Et l’on peut aussi se poser la question à savoir : les personnes inscrites au « Pass-Action » retournent-elles vraiment au travail de façon définitive ? On se pose la question parce que le retour au travail est souvent temporaire et qu’à la fin d’un petit contrat de travail, la personne retourne sur l’aide sociale et doit recommencer toutes les démarches pour ravoir des contraintes sévères à l’emploi, comme mentionné dans l’analyse des résultats.

Entendons-nous, on ne dit pas que le « Pass-Action » n’est pas bénéfique pour certaines personnes.

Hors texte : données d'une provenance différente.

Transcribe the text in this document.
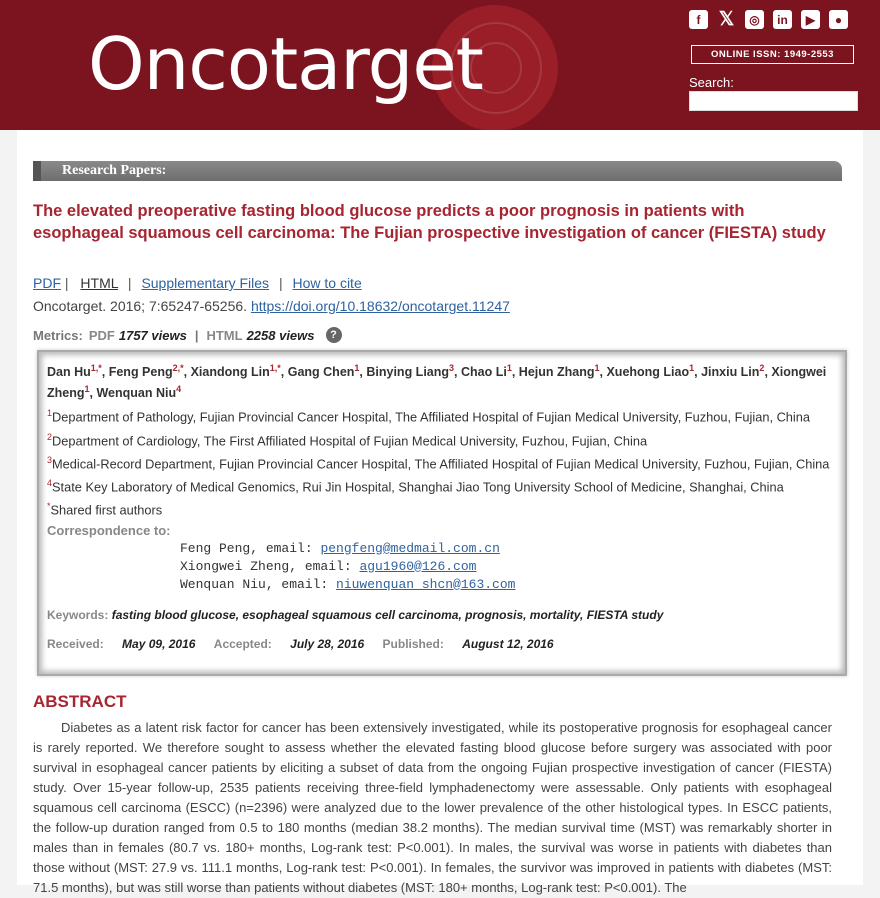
Oncotarget
f 𝕏	◎	in	▶	●
ONLINE ISSN: 1949-2553
Search:
Research Papers:
The elevated preoperative fasting blood glucose predicts a poor prognosis in patients with esophageal squamous cell carcinoma: The Fujian prospective investigation of cancer (FIESTA) study
PDF | HTML | Supplementary Files | How to cite
Oncotarget. 2016; 7:65247-65256. https://doi.org/10.18632/oncotarget.11247
Metrics: PDF 1757 views | HTML 2258 views	?
Dan $Hu^{1,*}$, Feng Peng$^{2,*}$, Xiandong Lin$^{1,*}$, Gang Chen$^1$, Binying Liang$^3$, Chao Li$^1$, Hejun Zhang$^1$, Xuehong Liao$^1$, Jinxiu Lin$^2$, Xiongwei Zheng$^1$, Wenquan Niu$^4$
$^1$Department of Pathology, Fujian Provincial Cancer Hospital, The Affiliated Hospital of Fujian Medical University, Fuzhou, Fujian, China
$^2$Department of Cardiology, The First Affiliated Hospital of Fujian Medical University, Fuzhou, Fujian, China
$^3$Medical-Record Department, Fujian Provincial Cancer Hospital, The Affiliated Hospital of Fujian Medical University, Fuzhou, Fujian, China
$^4$State Key Laboratory of Medical Genomics, Rui Jin Hospital, Shanghai Jiao Tong University School of Medicine, Shanghai, China
*Shared first authors
Correspondence to:
Feng Peng, email: pengfeng@medmail.com.cn
Xiongwei Zheng, email: agu1960@126.com
Wenquan Niu, email: niuwenquan_shcn@163.com
Keywords: fasting blood glucose, esophageal squamous cell carcinoma, prognosis, mortality, FIESTA study
Received: May 09, 2016 Accepted: July 28, 2016 Published: August 12, 2016
ABSTRACT
Diabetes as a latent risk factor for cancer has been extensively investigated, while its postoperative prognosis for esophageal cancer is rarely reported. We therefore sought to assess whether the elevated fasting blood glucose before surgery was associated with poor survival in esophageal cancer patients by eliciting a subset of data from the ongoing Fujian prospective investigation of cancer (FIESTA) study. Over 15-year follow-up, 2535 patients receiving three-field lymphadenectomy were assessable. Only patients with esophageal squamous cell carcinoma (ESCC) (n=2396) were analyzed due to the lower prevalence of the other histological types. In ESCC patients, the follow-up duration ranged from 0.5 to 180 months (median 38.2 months). The median survival time (MST) was remarkably shorter in males than in females (80.7 vs. 180+ months, Log-rank test: P<0.001). In males, the survival was worse in patients with diabetes than those without (MST: 27.9 vs. 111.1 months, Log-rank test: P<0.001). In females, the survivor was improved in patients with diabetes (MST: 71.5 months), but was still worse than patients without diabetes (MST: 180+ months, Log-rank test: P<0.001). The
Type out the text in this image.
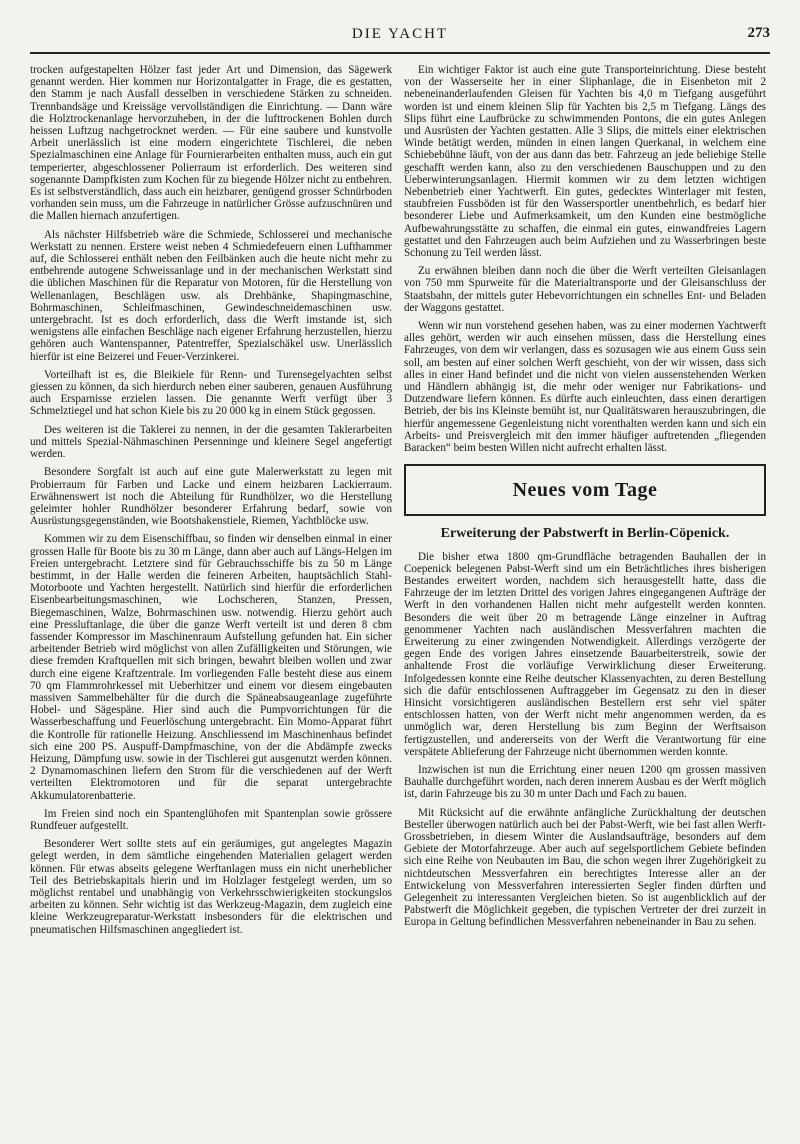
DIE YACHT	273

trocken aufgestapelten Hölzer fast jeder Art und Dimension, das Sägewerk genannt werden. Hier kommen nur Horizontalgatter in Frage, die es gestatten, den Stamm je nach Ausfall desselben in verschiedene Stärken zu schneiden. Trennbandsäge und Kreissäge vervollständigen die Einrichtung. — Dann wäre die Holztrockenanlage hervorzuheben, in der die lufttrockenen Bohlen durch heissen Luftzug nachgetrocknet werden. — Für eine saubere und kunstvolle Arbeit unerlässlich ist eine modern eingerichtete Tischlerei, die neben Spezialmaschinen eine Anlage für Fournierarbeiten enthalten muss, auch ein gut temperierter, abgeschlossener Polierraum ist erforderlich. Des weiteren sind sogenannte Dampfkisten zum Kochen für zu biegende Hölzer nicht zu entbehren. Es ist selbstverständlich, dass auch ein heizbarer, genügend grosser Schnürboden vorhanden sein muss, um die Fahrzeuge in natürlicher Grösse aufzuschnüren und die Mallen hiernach anzufertigen.

Als nächster Hilfsbetrieb wäre die Schmiede, Schlosserei und mechanische Werkstatt zu nennen. Erstere weist neben 4 Schmiedefeuern einen Lufthammer auf, die Schlosserei enthält neben den Feilbänken auch die heute nicht mehr zu entbehrende autogene Schweissanlage und in der mechanischen Werkstatt sind die üblichen Maschinen für die Reparatur von Motoren, für die Herstellung von Wellenanlagen, Beschlägen usw. als Drehbänke, Shapingmaschine, Bohrmaschinen, Schleifmaschinen, Gewindeschneidemaschinen usw. untergebracht. Ist es doch erforderlich, dass die Werft imstande ist, sich wenigstens alle einfachen Beschläge nach eigener Erfahrung herzustellen, hierzu gehören auch Wantenspanner, Patentreffer, Spezialschäkel usw. Unerlässlich hierfür ist eine Beizerei und Feuer-Verzinkerei.

Vorteilhaft ist es, die Bleikiele für Renn- und Turensegelyachten selbst giessen zu können, da sich hierdurch neben einer sauberen, genauen Ausführung auch Ersparnisse erzielen lassen. Die genannte Werft verfügt über 3 Schmelztiegel und hat schon Kiele bis zu 20 000 kg in einem Stück gegossen.

Des weiteren ist die Taklerei zu nennen, in der die gesamten Taklerarbeiten und mittels Spezial-Nähmaschinen Persenninge und kleinere Segel angefertigt werden.

Besondere Sorgfalt ist auch auf eine gute Malerwerkstatt zu legen mit Probierraum für Farben und Lacke und einem heizbaren Lackierraum. Erwähnenswert ist noch die Abteilung für Rundhölzer, wo die Herstellung geleimter hohler Rundhölzer besonderer Erfahrung bedarf, sowie von Ausrüstungsgegenständen, wie Bootshakenstiele, Riemen, Yachtblöcke usw.

Kommen wir zu dem Eisenschiffbau, so finden wir denselben einmal in einer grossen Halle für Boote bis zu 30 m Länge, dann aber auch auf Längs-Helgen im Freien untergebracht. Letztere sind für Gebrauchsschiffe bis zu 50 m Länge bestimmt, in der Halle werden die feineren Arbeiten, hauptsächlich Stahl-Motorboote und Yachten hergestellt. Natürlich sind hierfür die erforderlichen Eisenbearbeitungsmaschinen, wie Lochscheren, Stanzen, Pressen, Biegemaschinen, Walze, Bohrmaschinen usw. notwendig. Hierzu gehört auch eine Pressluftanlage, die über die ganze Werft verteilt ist und deren 8 cbm fassender Kompressor im Maschinenraum Aufstellung gefunden hat. Ein sicher arbeitender Betrieb wird möglichst von allen Zufälligkeiten und Störungen, wie diese fremden Kraftquellen mit sich bringen, bewahrt bleiben wollen und zwar durch eine eigene Kraftzentrale. Im vorliegenden Falle besteht diese aus einem 70 qm Flammrohrkessel mit Ueberhitzer und einem vor diesem eingebauten massiven Sammelbehälter für die durch die Späneabsaugeanlage zugeführte Hobel- und Sägespäne. Hier sind auch die Pumpvorrichtungen für die Wasserbeschaffung und Feuerlöschung untergebracht. Ein Momo-Apparat führt die Kontrolle für rationelle Heizung. Anschliessend im Maschinenhaus befindet sich eine 200 PS. Auspuff-Dampfmaschine, von der die Abdämpfe zwecks Heizung, Dämpfung usw. sowie in der Tischlerei gut ausgenutzt werden können. 2 Dynamomaschinen liefern den Strom für die verschiedenen auf der Werft verteilten Elektromotoren und für die separat untergebrachte Akkumulatorenbatterie.

Im Freien sind noch ein Spantenglühofen mit Spantenplan sowie grössere Rundfeuer aufgestellt.

Besonderer Wert sollte stets auf ein geräumiges, gut angelegtes Magazin gelegt werden, in dem sämtliche eingehenden Materialien gelagert werden können. Für etwas abseits gelegene Werftanlagen muss ein nicht unerheblicher Teil des Betriebskapitals hierin und im Holzlager festgelegt werden, um so möglichst rentabel und unabhängig von Verkehrsschwierigkeiten stockungslos arbeiten zu können. Sehr wichtig ist das Werkzeug-Magazin, dem zugleich eine kleine Werkzeugreparatur-Werkstatt insbesonders für die elektrischen und pneumatischen Hilfsmaschinen angegliedert ist.

Ein wichtiger Faktor ist auch eine gute Transporteinrichtung. Diese besteht von der Wasserseite her in einer Sliphanlage, die in Eisenbeton mit 2 nebeneinanderlaufenden Gleisen für Yachten bis 4,0 m Tiefgang ausgeführt worden ist und einem kleinen Slip für Yachten bis 2,5 m Tiefgang. Längs des Slips führt eine Laufbrücke zu schwimmenden Pontons, die ein gutes Anlegen und Ausrüsten der Yachten gestatten. Alle 3 Slips, die mittels einer elektrischen Winde betätigt werden, münden in einen langen Querkanal, in welchem eine Schiebebühne läuft, von der aus dann das betr. Fahrzeug an jede beliebige Stelle geschafft werden kann, also zu den verschiedenen Bauschuppen und zu den Ueberwinterungsanlagen. Hiermit kommen wir zu dem letzten wichtigen Nebenbetrieb einer Yachtwerft. Ein gutes, gedecktes Winterlager mit festen, staubfreien Fussböden ist für den Wassersportler unentbehrlich, es bedarf hier besonderer Liebe und Aufmerksamkeit, um den Kunden eine bestmögliche Aufbewahrungsstätte zu schaffen, die einmal ein gutes, einwandfreies Lagern gestattet und den Fahrzeugen auch beim Aufziehen und zu Wasserbringen beste Schonung zu Teil werden lässt.

Zu erwähnen bleiben dann noch die über die Werft verteilten Gleisanlagen von 750 mm Spurweite für die Materialtransporte und der Gleisanschluss der Staatsbahn, der mittels guter Hebevorrichtungen ein schnelles Ent- und Beladen der Waggons gestattet.

Wenn wir nun vorstehend gesehen haben, was zu einer modernen Yachtwerft alles gehört, werden wir auch einsehen müssen, dass die Herstellung eines Fahrzeuges, von dem wir verlangen, dass es sozusagen wie aus einem Guss sein soll, am besten auf einer solchen Werft geschieht, von der wir wissen, dass sich alles in einer Hand befindet und die nicht von vielen aussenstehenden Werken und Händlern abhängig ist, die mehr oder weniger nur Fabrikations- und Dutzendware liefern können. Es dürfte auch einleuchten, dass einen derartigen Betrieb, der bis ins Kleinste bemüht ist, nur Qualitätswaren herauszubringen, die hierfür angemessene Gegenleistung nicht vorenthalten werden kann und sich ein Arbeits- und Preisvergleich mit den immer häufiger auftretenden „fliegenden Baracken“ beim besten Willen nicht aufrecht erhalten lässt.

Neues vom Tage
Erweiterung der Pabstwerft in Berlin-Cöpenick.

Die bisher etwa 1800 qm-Grundfläche betragenden Bauhallen der in Coepenick belegenen Pabst-Werft sind um ein Beträchtliches ihres bisherigen Bestandes erweitert worden, nachdem sich herausgestellt hatte, dass die Fahrzeuge der im letzten Drittel des vorigen Jahres eingegangenen Aufträge der Werft in den vorhandenen Hallen nicht mehr aufgestellt werden konnten. Besonders die weit über 20 m betragende Länge einzelner in Auftrag genommener Yachten nach ausländischen Messverfahren machten die Erweiterung zu einer zwingenden Notwendigkeit. Allerdings verzögerte der gegen Ende des vorigen Jahres einsetzende Bauarbeiterstreik, sowie der anhaltende Frost die vorläufige Verwirklichung dieser Erweiterung. Infolgedessen konnte eine Reihe deutscher Klassenyachten, zu deren Bestellung sich die dafür entschlossenen Auftraggeber im Gegensatz zu den in dieser Hinsicht vorsichtigeren ausländischen Bestellern erst sehr viel später entschlossen hatten, von der Werft nicht mehr angenommen werden, da es unmöglich war, deren Herstellung bis zum Beginn der Werftsaison fertigzustellen, und andererseits von der Werft die Verantwortung für eine verspätete Ablieferung der Fahrzeuge nicht übernommen werden konnte.

Inzwischen ist nun die Errichtung einer neuen 1200 qm grossen massiven Bauhalle durchgeführt worden, nach deren innerem Ausbau es der Werft möglich ist, darin Fahrzeuge bis zu 30 m unter Dach und Fach zu bauen.

Mit Rücksicht auf die erwähnte anfängliche Zurückhaltung der deutschen Besteller überwogen natürlich auch bei der Pabst-Werft, wie bei fast allen Werft-Grossbetrieben, in diesem Winter die Auslandsaufträge, besonders auf dem Gebiete der Motorfahrzeuge. Aber auch auf segelsportlichem Gebiete befinden sich eine Reihe von Neubauten im Bau, die schon wegen ihrer Zugehörigkeit zu nichtdeutschen Messverfahren ein berechtigtes Interesse aller an der Entwickelung von Messverfahren interessierten Segler finden dürften und Gelegenheit zu interessanten Vergleichen bieten. So ist augenblicklich auf der Pabstwerft die Möglichkeit gegeben, die typischen Vertreter der drei zurzeit in Europa in Geltung befindlichen Messverfahren nebeneinander in Bau zu sehen.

Ce que l’on dit c’est qu’il est dommage qu’une personne perde sa stabilité en travaillant temporairement pour finalement, devoir retourner sur l’aide sociale quelques semaines ou mois plus tard, en devant alors recommencer toutes les démarches.

D’ailleurs, en garantissant un retour des prestations « avec contraintes sévères », donc plus élevées, en cas d’échec d’un travail accompli dans le cadre d’un « Pass-Action », et cela sans

avoir l’obligation de recommencer les démarches administratives, nous pourrions peut-être encourager les personnes à essayer, du moins, de travailler.

Ce « Pass-Action » devrait être seulement un incitatif pour retourner au travail et non un moyen, pour les ressources communautaires n’ayant pas cette mission, d’obtenir d’autres financements. C’est-à-dire que les organismes communautaires en santé mentale dont la vocation est d’accueillir des personnes pour qu’elles fassent les heures de leur « Pass-Action » dans leurs lieux devraient recevoir des subventions, mais pas celles dont ce n’est pas leur mission première. Ainsi, nous éviterions la sur incitation des personnes qui ne sont pas nécessairement prêtes et désireuses de travailler.

Dans un autre ordre d’idées, les ressources communautaires vouées aux personnes devraient recevoir plus de financement, le problème n’est pas nouveau.